Tabii ki bu tamamen platonik bir uyku olacaktı. Aisha kutlama yaparken, Norn’un gözlerinde kıskançlığa benzeyen bir şeyle baktığını fark ettim. Norn’un zaten bu gece burada kalması gerekiyordu. Onu tanıdığım kadarıyla, muhtemelen bize katılmasını önermenin pek bir anlamı yoktu.
En azından benim varsayımım buydu. Ama sırf kibarlık olsun diye bu teklifi ortaya attığımda, Norn gerçekten de kabul etti.
O gece kız kardeşlerimin arasında sıkışıp kaldım. Aisha sağımda, Norn ise solumda yatıyordu. Çok geçmeden, başlarını kollarıma yaslamış horluyorlardı.
Aisha neyse de Norn’un bunu kabul etmesi beni biraz şaşırtmıştı. Huzurlu küçük yüzü de bana herhangi bir ipucu vermiyordu. Belki de bu onun beni bir tür yedek baba olarak kabul ettiğini söyleme şekliydi.
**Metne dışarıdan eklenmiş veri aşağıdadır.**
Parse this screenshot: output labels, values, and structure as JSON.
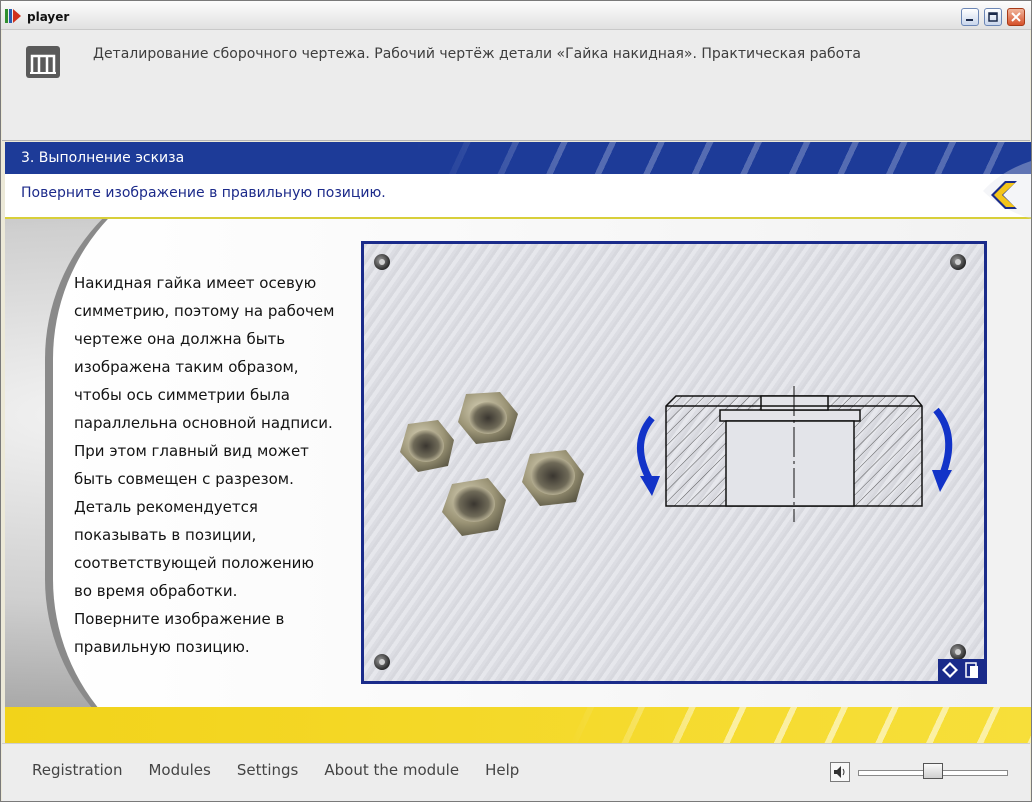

Sana sarılıp uyuyacak kadar sana güveniyorum ya da onun gibi bir şey. Belki de.
Kollarımı açmış olduğum halde olduğum yerde çakılı kalmıştım ama o an kendimi son derece mutlu hissettim.
Sanki eksik olan bir parçamı bulmuş gibiydim. Bir kuşun iki kanada ihtiyacı olduğu gibi, belki de bir erkeğin kollarında iki kız kardeşe ihtiyacı vardır.
Bu düşünce beni derinden sarsan bir fikre yol açtı.
Omurga.
Dostum, Sylphie ve Roxy ile üçlü yapmak istiyorum.
Bu sözleri kulağıma fısıldayan hiç şüphesiz şeytanın sesiydi. Şeytani bir yılan, dilini müstehcen bir şekilde oynatarak beni yoldan çıkarmak için elinden geleni yapıyordu.
Bunu düşünmeye devam etmeme izin veremezdim.
Teoride, uzun yıllardır ilgilendiğim bir şeydi. Ama pratikte, konuşmaya nasıl başlayacağımı bile bilmiyordum. İkisi de beni seviyordu ama bu, böyle bir istek karşısında rahat olacakları anlamına gelmiyordu.
“Hayır” cevabını kabul edebilirdim elbette, ama ya onlara sormak bile ilişkimizi mahvederse?
Bunun olası olduğunu düşünmüyordum ama endişelenmeden de edemiyordum.
Şu anki anlaşmamızdan memnun değildim. Ne de olsa iki çok güzel kadınla dönüşümlü geceler geçiriyordum.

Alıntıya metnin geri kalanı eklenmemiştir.